Search code examples
roptimizationrollapply

Efficiently perform row-wise distribution test


I have a matrix in which each row is a sample from a distribution. I want to do a rolling comparison of the distributions using ks.test and save the test statistic in each case. The simplest way to implement this conceptually is with a loop:

set.seed(1942)
mt <- rbind(rnorm(5), rnorm(5), rnorm(5), rnorm(5))

results <- matrix(as.numeric(rep(NA, nrow(mt))))

for (i in 2 : nrow(mt)) {

  results[i] <- ks.test(x = mt[i - 1, ], y = mt[i, ])$statistic

}

However, my real data has ~400 columns and ~300,000 rows for a single example, and I have a lot of examples. So I'd like this to be fast.
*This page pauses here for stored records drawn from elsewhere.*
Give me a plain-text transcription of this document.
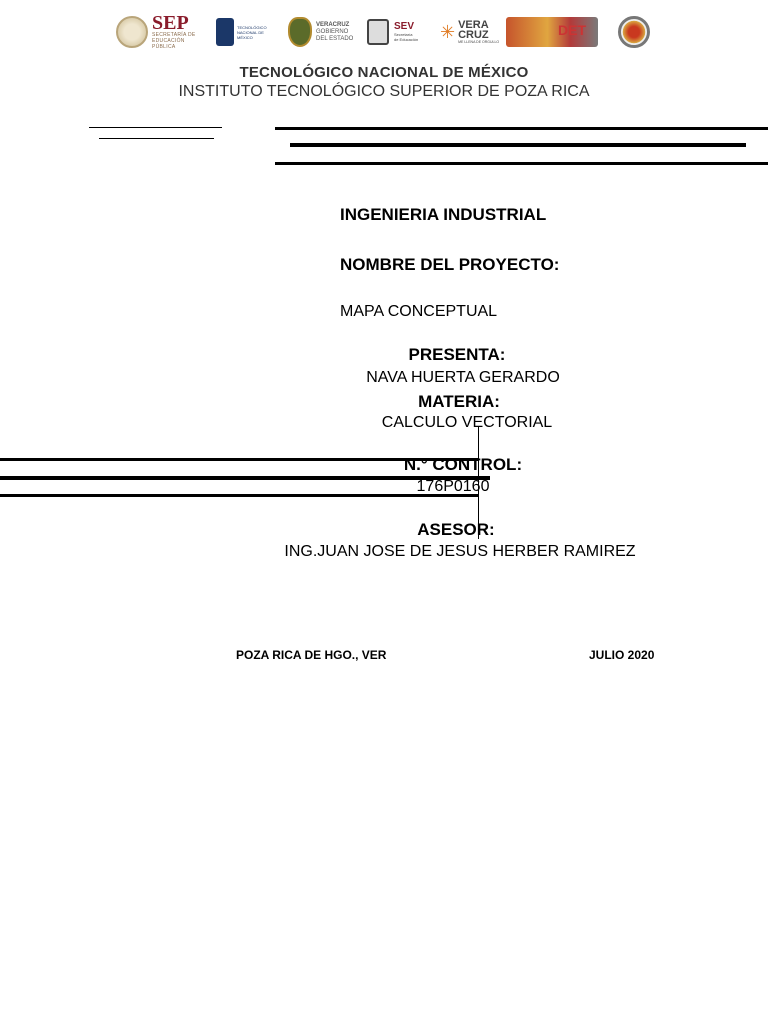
SEP
SECRETARÍA DE EDUCACIÓN PÚBLICA
TECNOLÓGICO NACIONAL DE MÉXICO
VERACRUZ
GOBIERNO
DEL ESTADO
SEV
Secretaría
de Educación ✳ VERA
CRUZ
ME LLENA DE ORGULLO
DET
TECNOLÓGICO NACIONAL DE MÉXICO
INSTITUTO TECNOLÓGICO SUPERIOR DE POZA RICA
INGENIERIA INDUSTRIAL
NOMBRE DEL PROYECTO:
MAPA CONCEPTUAL
PRESENTA:
NAVA HUERTA GERARDO
MATERIA:
CALCULO VECTORIAL
N.° CONTROL:
176P0160
ASESOR:
ING.JUAN JOSE DE JESUS HERBER RAMIREZ
POZA RICA DE HGO., VER	JULIO 2020
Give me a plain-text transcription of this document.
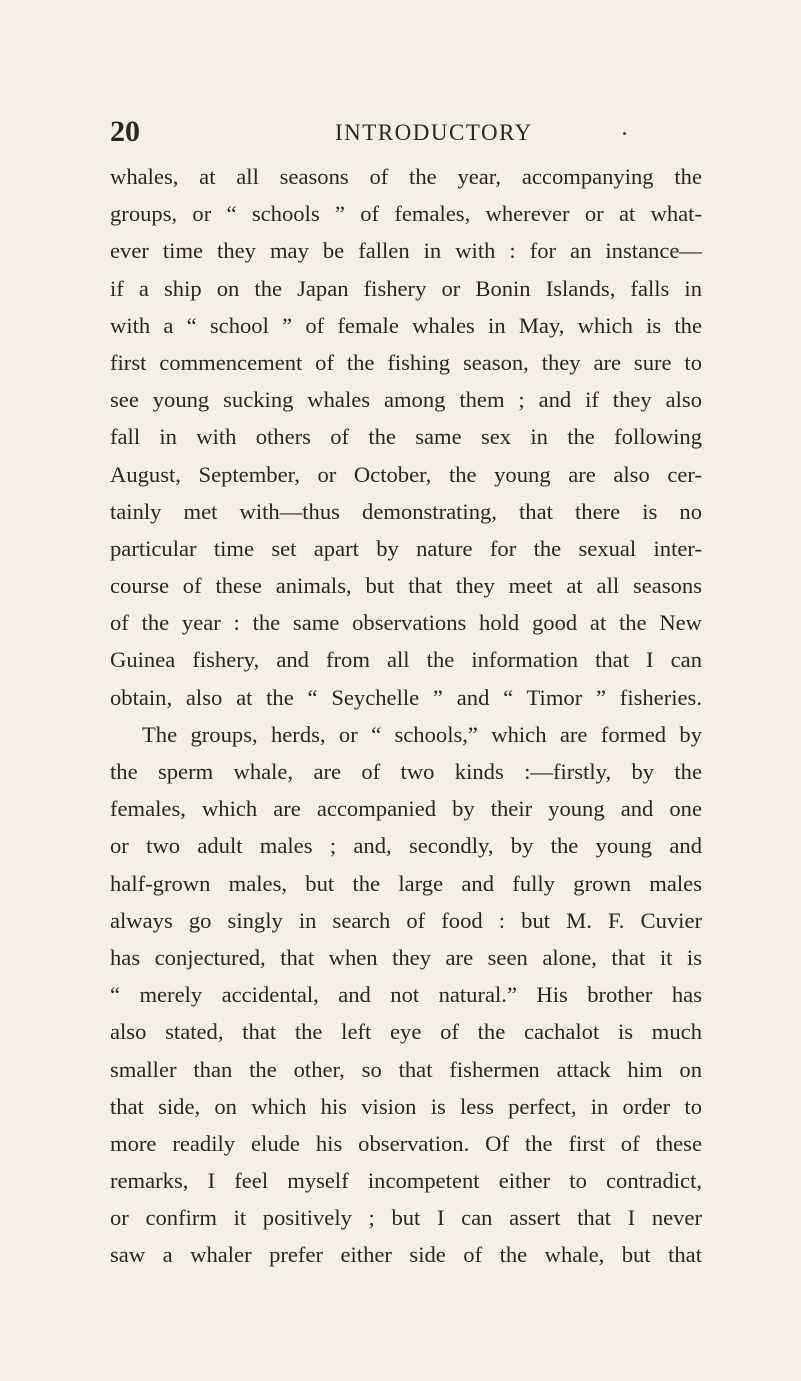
20	INTRODUCTORY
whales, at all seasons of the year, accompanying the
groups, or “ schools ” of females, wherever or at what-
ever time they may be fallen in with : for an instance—
if a ship on the Japan fishery or Bonin Islands, falls in
with a “ school ” of female whales in May, which is the
first commencement of the fishing season, they are sure to
see young sucking whales among them ; and if they also
fall in with others of the same sex in the following
August, September, or October, the young are also cer-
tainly met with—thus demonstrating, that there is no
particular time set apart by nature for the sexual inter-
course of these animals, but that they meet at all seasons
of the year : the same observations hold good at the New
Guinea fishery, and from all the information that I can
obtain, also at the “ Seychelle ” and “ Timor ” fisheries.
The groups, herds, or “ schools,” which are formed by
the sperm whale, are of two kinds :—firstly, by the
females, which are accompanied by their young and one
or two adult males ; and, secondly, by the young and
half-grown males, but the large and fully grown males
always go singly in search of food : but M. F. Cuvier
has conjectured, that when they are seen alone, that it is
“ merely accidental, and not natural.” His brother has
also stated, that the left eye of the cachalot is much
smaller than the other, so that fishermen attack him on
that side, on which his vision is less perfect, in order to
more readily elude his observation. Of the first of these
remarks, I feel myself incompetent either to contradict,
or confirm it positively ; but I can assert that I never
saw a whaler prefer either side of the whale, but that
The Kolmogorov-Smirnov test isn't all that mathematically complicated, so if the answer is "implement it in Rcpp," I'll grudgingly accept that, but I'd be somewhat surprised -- it's already very fast to compute on a single pair in R.

Methods I've tried but have been unable to get working: dplyr using rowwise/do/lag, zoo using rollapply (which is what I use to generate the distributions), and populating a data.table in a loop (edit: this one works, but it's still slow).


Solution

  • A quick and dirty implementation in Rcpp

    // [[Rcpp::depends(RcppArmadillo)]]
    #include <RcppArmadillo.h> 
    
    double KS(arma::colvec x, arma::colvec y) {
      int n = x.n_rows;
      arma::colvec w = join_cols(x, y);
      arma::uvec z = arma::sort_index(w);
      w.fill(-1); w.elem( find(z <= n-1) ).ones();
      return max(abs(cumsum(w)))/n;
    }
    // [[Rcpp::export]]
    Rcpp::NumericVector K_S(arma::mat mt) {
      int n = mt.n_cols; 
      Rcpp::NumericVector results(n);
      for (int i=1; i<n;i++) {
        arma::colvec x=mt.col(i-1);
        arma::colvec y=mt.col(i);
        results[i] = KS(x, y);
        }
      return results;
    }
    

    for matrix of size (400, 30000), it completes under 1s.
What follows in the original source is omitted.